To reduce the nutrients in your pond which is causing your algae to thrive, you first need to clean your pond. Get rid of any dead and decaying leaves on the bottom or along the sides of the pond. Once you have that done, get a skimmer so you can have leaves and debris that may blow into your pond get sucked up before they ever settle and start to decompose. If you don't want to get a skimmer, get a Pond Net (you also can keep out predators such as raccoons, blue herons, cats, etc. with a net) or make it a practice to clean the debris off the pond every day or so.

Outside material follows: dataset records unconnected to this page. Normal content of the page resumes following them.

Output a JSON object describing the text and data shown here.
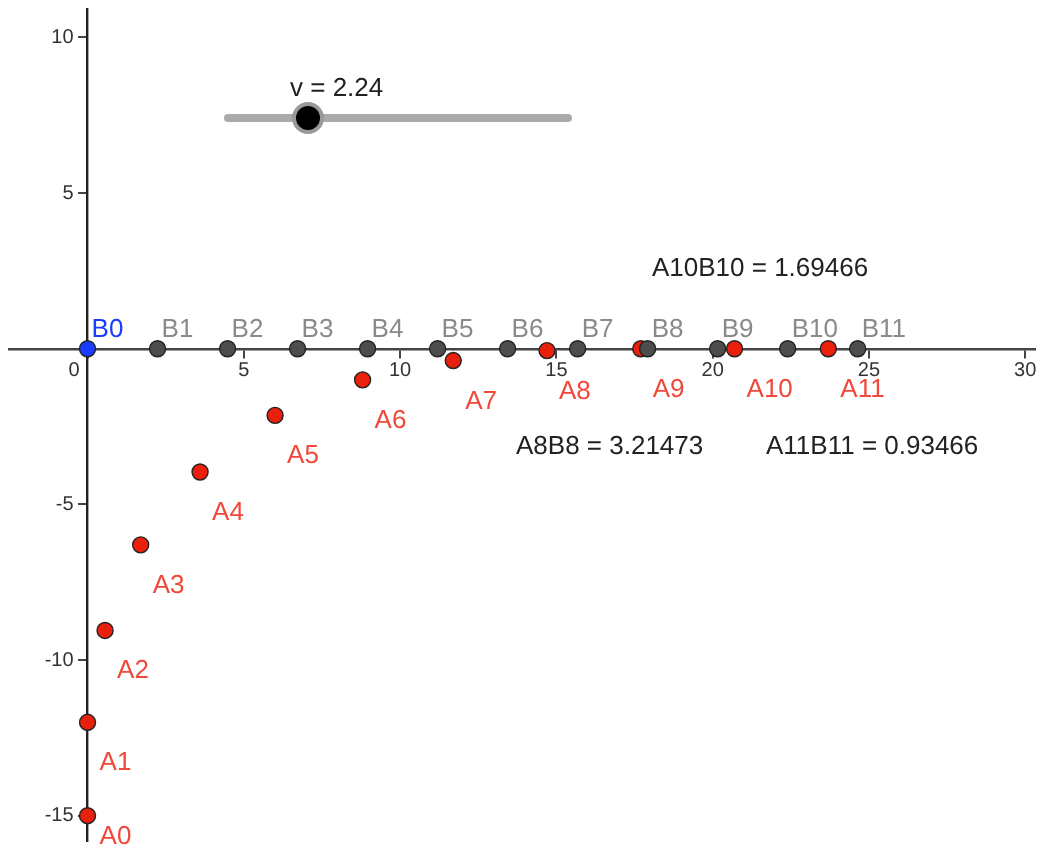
{
  "chart_data": {
    "type": "scatter",
    "xlim": [
      -2.5,
      30.3
    ],
    "ylim": [
      -15.8,
      10.9
    ],
    "xticks": [
      0,
      5,
      10,
      15,
      20,
      25,
      30
    ],
    "yticks": [
      -15,
      -10,
      -5,
      5,
      10
    ],
    "grid": false,
    "legend": false,
    "marker": "circle",
    "series": [
      {
        "x": [
          0,
          2.24,
          4.48,
          6.72,
          8.96,
          11.2,
          13.44,
          15.68,
          17.92,
          20.16,
          22.4,
          24.64
        ],
        "values": [
          0,
          0,
          0,
          0,
          0,
          0,
          0,
          0,
          0,
          0,
          0,
          0
        ],
        "colors": [
          "#1a3cff",
          "#4d4d4d",
          "#4d4d4d",
          "#4d4d4d",
          "#4d4d4d",
          "#4d4d4d",
          "#4d4d4d",
          "#4d4d4d",
          "#4d4d4d",
          "#4d4d4d",
          "#4d4d4d",
          "#4d4d4d"
        ],
        "value_labels": [
          "B0",
          "B1",
          "B2",
          "B3",
          "B4",
          "B5",
          "B6",
          "B7",
          "B8",
          "B9",
          "B10",
          "B11"
        ]
      },
      {
        "x": [
          0,
          0,
          0.56,
          1.7,
          3.6,
          6.0,
          8.8,
          11.7,
          14.7,
          17.7,
          20.7,
          23.7
        ],
        "values": [
          -15,
          -12,
          -9.05,
          -6.3,
          -3.96,
          -2.14,
          -1.0,
          -0.38,
          -0.06,
          0,
          0,
          0
        ],
        "colors": [
          "#e8200c",
          "#e8200c",
          "#e8200c",
          "#e8200c",
          "#e8200c",
          "#e8200c",
          "#e8200c",
          "#e8200c",
          "#e8200c",
          "#e8200c",
          "#e8200c",
          "#e8200c"
        ],
        "value_labels": [
          "A0",
          "A1",
          "A2",
          "A3",
          "A4",
          "A5",
          "A6",
          "A7",
          "A8",
          "A9",
          "A10",
          "A11"
        ]
      }
    ],
    "annotations": [
      "v = 2.24",
      "A10B10 = 1.69466",
      "A8B8 = 3.21473",
      "A11B11 = 0.93466"
    ]
  }
}
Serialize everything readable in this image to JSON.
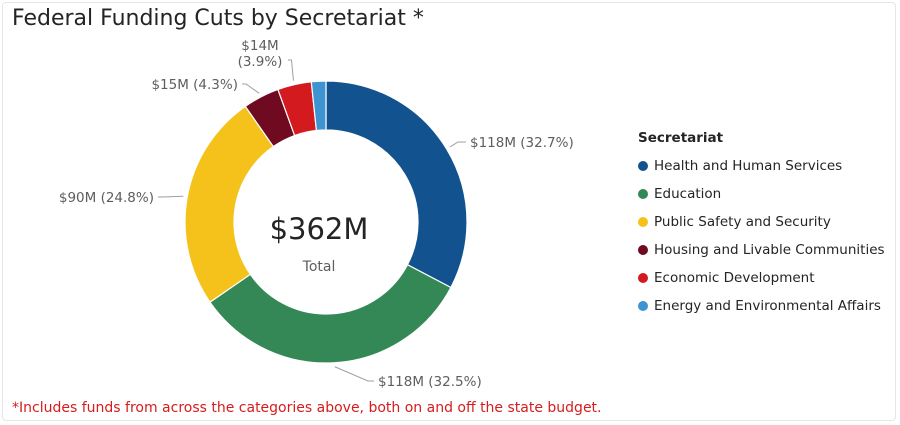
{
  "title": "Federal Funding Cuts by Secretariat *",
  "footnote": "*Includes funds from across the categories above, both on and off the state budget.",
  "chart_data": {
    "type": "pie",
    "variant": "donut",
    "center_value": "$362M",
    "center_label": "Total",
    "legend_title": "Secretariat",
    "legend_position": "right",
    "slices": [
      {
        "name": "Health and Human Services",
        "value": 118,
        "percent": 32.7,
        "label_value": "$118M",
        "label_pct": "(32.7%)",
        "color": "#12528f"
      },
      {
        "name": "Education",
        "value": 118,
        "percent": 32.5,
        "label_value": "$118M",
        "label_pct": "(32.5%)",
        "color": "#348856"
      },
      {
        "name": "Public Safety and Security",
        "value": 90,
        "percent": 24.8,
        "label_value": "$90M",
        "label_pct": "(24.8%)",
        "color": "#f4c21b"
      },
      {
        "name": "Housing and Livable Communities",
        "value": 15,
        "percent": 4.3,
        "label_value": "$15M",
        "label_pct": "(4.3%)",
        "color": "#6f0a21"
      },
      {
        "name": "Economic Development",
        "value": 14,
        "percent": 3.9,
        "label_value": "$14M",
        "label_pct": "(3.9%)",
        "color": "#d21a1f"
      },
      {
        "name": "Energy and Environmental Affairs",
        "value": 6,
        "percent": 1.8,
        "label_value": "",
        "label_pct": "",
        "color": "#3e93d2"
      }
    ]
  }
}
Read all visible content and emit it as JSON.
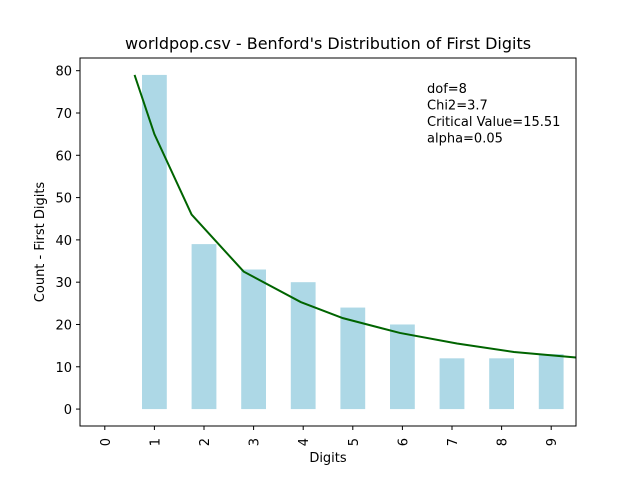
{
  "chart_data": {
    "type": "bar",
    "title": "worldpop.csv - Benford's Distribution of First Digits",
    "xlabel": "Digits",
    "ylabel": "Count - First Digits",
    "categories": [
      "0",
      "1",
      "2",
      "3",
      "4",
      "5",
      "6",
      "7",
      "8",
      "9"
    ],
    "values": [
      0,
      79,
      39,
      33,
      30,
      24,
      20,
      12,
      12,
      13
    ],
    "ylim": [
      -4,
      83
    ],
    "yticks": [
      "0",
      "10",
      "20",
      "30",
      "40",
      "50",
      "60",
      "70",
      "80"
    ],
    "grid": false,
    "bar_color": "#add8e6",
    "line_color": "#006400",
    "expected_line": {
      "x": [
        0.6,
        1.0,
        1.75,
        2.8,
        3.95,
        4.8,
        5.95,
        7.1,
        8.25,
        9.5
      ],
      "y": [
        79.0,
        65.0,
        46.0,
        32.5,
        25.3,
        21.5,
        18.0,
        15.5,
        13.5,
        12.2
      ]
    },
    "annotations": [
      "dof=8",
      "Chi2=3.7",
      "Critical Value=15.51",
      "alpha=0.05"
    ]
  }
}
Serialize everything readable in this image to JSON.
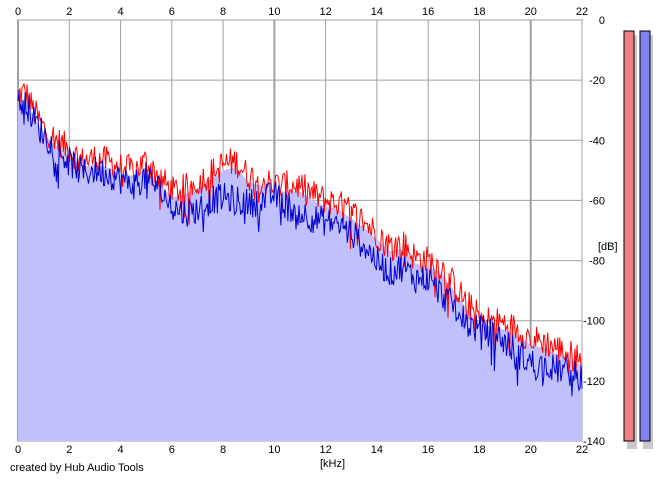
{
  "credit": "created by Hub Audio Tools",
  "chart_data": {
    "type": "area",
    "title": "",
    "xlabel": "[kHz]",
    "ylabel": "[dB]",
    "x_ticks": [
      0,
      2,
      4,
      6,
      8,
      10,
      12,
      14,
      16,
      18,
      20,
      22
    ],
    "y_ticks": [
      0,
      -20,
      -40,
      -60,
      -80,
      -100,
      -120,
      -140
    ],
    "xlim": [
      0,
      22
    ],
    "ylim": [
      -140,
      0
    ],
    "grid": true,
    "x_tick_labels_position": "top and bottom",
    "y_tick_labels_position": "right",
    "series": [
      {
        "color": "#ff0000",
        "x": [
          0,
          0.3,
          0.6,
          1,
          1.5,
          2,
          2.5,
          3,
          3.5,
          4,
          4.5,
          5,
          5.5,
          6,
          6.5,
          7,
          7.5,
          8,
          8.5,
          9,
          9.5,
          10,
          10.5,
          11,
          11.5,
          12,
          12.5,
          13,
          13.5,
          14,
          14.5,
          15,
          15.5,
          16,
          16.5,
          17,
          17.5,
          18,
          18.5,
          19,
          19.5,
          20,
          20.5,
          21,
          21.5,
          22
        ],
        "values": [
          -25,
          -24,
          -30,
          -36,
          -40,
          -43,
          -47,
          -46,
          -47,
          -49,
          -50,
          -47,
          -52,
          -57,
          -56,
          -54,
          -51,
          -48,
          -47,
          -52,
          -53,
          -55,
          -55,
          -55,
          -58,
          -60,
          -61,
          -64,
          -67,
          -71,
          -75,
          -74,
          -79,
          -80,
          -82,
          -88,
          -94,
          -99,
          -100,
          -101,
          -103,
          -106,
          -107,
          -109,
          -111,
          -113
        ]
      },
      {
        "color": "#0000cc",
        "x": [
          0,
          0.3,
          0.6,
          1,
          1.5,
          2,
          2.5,
          3,
          3.5,
          4,
          4.5,
          5,
          5.5,
          6,
          6.5,
          7,
          7.5,
          8,
          8.5,
          9,
          9.5,
          10,
          10.5,
          11,
          11.5,
          12,
          12.5,
          13,
          13.5,
          14,
          14.5,
          15,
          15.5,
          16,
          16.5,
          17,
          17.5,
          18,
          18.5,
          19,
          19.5,
          20,
          20.5,
          21,
          21.5,
          22
        ],
        "values": [
          -28,
          -27,
          -33,
          -38,
          -43,
          -47,
          -51,
          -50,
          -51,
          -53,
          -55,
          -52,
          -56,
          -62,
          -64,
          -63,
          -60,
          -59,
          -60,
          -61,
          -60,
          -58,
          -62,
          -64,
          -66,
          -67,
          -68,
          -71,
          -75,
          -80,
          -84,
          -82,
          -86,
          -86,
          -91,
          -95,
          -101,
          -103,
          -104,
          -107,
          -111,
          -114,
          -115,
          -116,
          -117,
          -119
        ]
      }
    ],
    "fill_color": "#c0c0ff",
    "level_meters": [
      {
        "color": "#f08080",
        "value_db": 0
      },
      {
        "color": "#8080f0",
        "value_db": 0
      }
    ]
  }
}
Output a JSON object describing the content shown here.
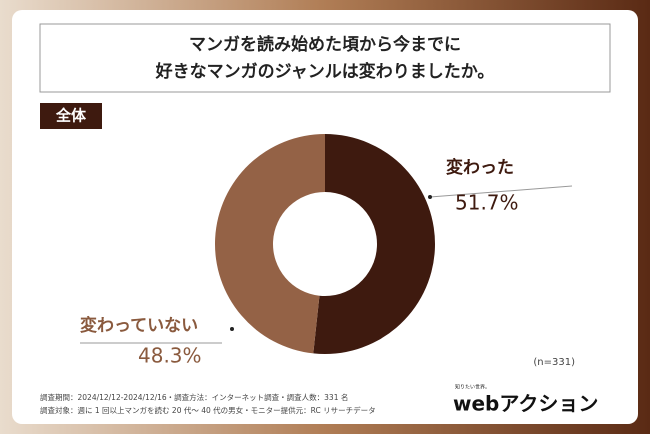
{
  "chart_data": {
    "type": "donut",
    "title": [
      "マンガを読み始めた頃から今までに",
      "好きなマンガのジャンルは変わりましたか。"
    ],
    "group_label": "全体",
    "categories": [
      "変わった",
      "変わっていない"
    ],
    "values": [
      51.7,
      48.3
    ],
    "value_labels": [
      "51.7%",
      "48.3%"
    ],
    "colors": [
      "#3e1a0f",
      "#946246"
    ],
    "sample_size": "(n=331)",
    "footnotes": [
      "調査期間：2024/12/12-2024/12/16・調査方法：インターネット調査・調査人数：331 名",
      "調査対象：週に 1 回以上マンガを読む 20 代～ 40 代の男女・モニター提供元：RC リサーチデータ"
    ],
    "logo_tagline": "知りたい世界。",
    "logo": "webアクション"
  }
}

The next way to get rid of the nutrients in your pond is by adding beneficial bacteria to your pond. You see, there are 2 types of bacteria; the "bad" kind of bacteria and the good kind! Bad types of bacteria can cause a lot of problems to your fish's health and can be pretty involved to explain. To keep it simple, these bad types of bacteria can eat away at their skin, their gills, and cause them to be sick and die. Needless to say, you don't want the "bad" type of bacteria. The good, or "beneficial" bacteria is a type of bacteria that is required to not only break down toxic ammonia from fish wastes into harmless nitrates (referred to as the Nitrogen Cycle - which is something you want in your pond) but they also consume the same nutrients as algae does! So, when you add more beneficial bacteria, you starve out the algae, thus resulting in a clearer pond! Beneficial bacteria also breaks down sludge build up, "muck" on the bottom of koi ponds and fish ponds and much more. It is absolutely vital to having any healthy pond. So what do you need to do to establish some beneficial bacteria in your pond? Provide them a place to grow such as a biological filter, rocks, plants, and filter media. Establishing a nice colony of beneficial bacteria can take 3-8 weeks but you can actually get a "jump start" on things by adding some beneficial bacteria to you pond. The best product we've used is an all-natural product called Microbe Lift. It works great (we use it on our own small ponds and water gardens) and it can be used throughout the season as a good maintenance plan to keep your pond clear. We also recommend our PlanktoniX Pond Bacteria beneficial for large fish ponds over 50' x 50' in size all the way up to lakes several acres in size!
I do have to mention some other products that are out on the market (and yes, even on our website) that will "destroy" algae, but these products will only work for a short time. They are a temporary solution. How they are supposed to work is by killing the algae and then the dead algae is supposed to be filtered through your filter. What essentially happens is that the dead algae builds up on the bottom of the pond and creates an organic "compost pile". This provides tons of nutrients and causes more algae to bloom in a couple of weeks. People who continually use these products are actually making the algae situation worse. You're continually providing more and more food the very algae that you're trying to get rid of! It creates a vicious cycle and you need to stop the cycle. By continually adding these chemicals & algaecides to your pond, you're changing the pond's chemistry and ecological system. You need to add beneficial bacteria to the pond to reduce the nutrients available to the algae. This will eventually starve out the algae and stop the cycle and result in a clearer, healthier pond.